In a trial that lasted only a day, Ms Gu admitted that she had plotted the murder of Neil Heywood, a British businessman with connections to the Bo family. She apparently poisoned him with cyanide last November in a hotel room in Chongqing, the region of which her husband was then party chief. Ms Gu said she believed that Mr Heywood was threatening her son, Bo Guagua, following a collapsed business deal. Ms Gu’s aide, Zhang Xiaojun, who admitted helping her carry out the murder, was given a nine-year prison sentence.

 

In Jiang Qing’s case, the authorities wanted to use her trial to make clear that the days of Maoist excess were over. China’s leaders appear less keen today to highlight their intentions. Some of them are undoubtedly happy that Mr Bo has been discredited by association. His populism and ambition were seen as threatening the leadership’s stability. But Mr Bo’s name was kept out of official reports of the trial, as was any accusation of economic wrongdoing by his family. News of the case was played down in the media.

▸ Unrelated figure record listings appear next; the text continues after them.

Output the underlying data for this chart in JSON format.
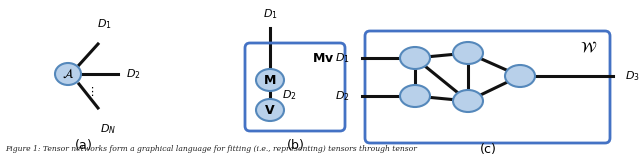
{
  "bg_color": "#ffffff",
  "node_color": "#b8d0ea",
  "node_edge_color": "#5588bb",
  "line_color": "#111111",
  "box_color": "#4472c4",
  "fig_caption": "Figure 1: Tensor networks form a graphical language for fitting (i.e., representing) tensors through tensor"
}
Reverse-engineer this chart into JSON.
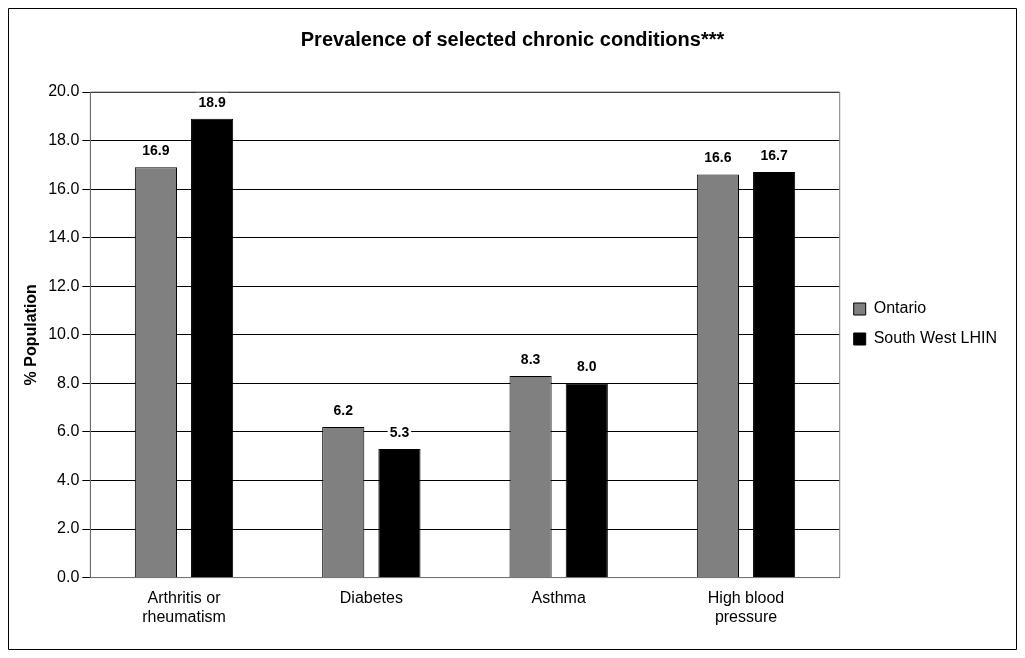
{
  "chart_data": {
    "type": "bar",
    "title": "Prevalence of selected chronic conditions***",
    "ylabel": "% Population",
    "categories": [
      "Arthritis or rheumatism",
      "Diabetes",
      "Asthma",
      "High blood pressure"
    ],
    "series": [
      {
        "name": "Ontario",
        "color": "#808080",
        "values": [
          16.9,
          6.2,
          8.3,
          16.6
        ],
        "value_labels": [
          "16.9",
          "6.2",
          "8.3",
          "16.6"
        ]
      },
      {
        "name": "South West LHIN",
        "color": "#000000",
        "values": [
          18.9,
          5.3,
          8.0,
          16.7
        ],
        "value_labels": [
          "18.9",
          "5.3",
          "8.0",
          "16.7"
        ]
      }
    ],
    "ylim": [
      0,
      20
    ],
    "yticks": [
      {
        "value": 0,
        "label": "0.0"
      },
      {
        "value": 2,
        "label": "2.0"
      },
      {
        "value": 4,
        "label": "4.0"
      },
      {
        "value": 6,
        "label": "6.0"
      },
      {
        "value": 8,
        "label": "8.0"
      },
      {
        "value": 10,
        "label": "10.0"
      },
      {
        "value": 12,
        "label": "12.0"
      },
      {
        "value": 14,
        "label": "14.0"
      },
      {
        "value": 16,
        "label": "16.0"
      },
      {
        "value": 18,
        "label": "18.0"
      },
      {
        "value": 20,
        "label": "20.0"
      }
    ],
    "grid": "y",
    "legend": "right"
  }
}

China’s leaders, it appears, worry that a more open assault on Mr Bo would draw public attention to high-level corruption while also antagonising his sympathisers. There are still many of these, including within the elite. Even to Mr Bo’s critics, the trial of Ms Gu has not given much cheer. Many of China’s ever-vocal microbloggers have accused the authorities of letting her off too lightly. Some have even suggested that the woman who appeared in court was a lookalike (at her trial Ms Gu did appear plumper than in earlier photos). Questions have also been raised about oddities in the prosecution’s case, including the alleged threat to Ms Gu’s son. Officials hoped the trial would show a commitment to the rule of law. It appears to have aroused little more than cynicism.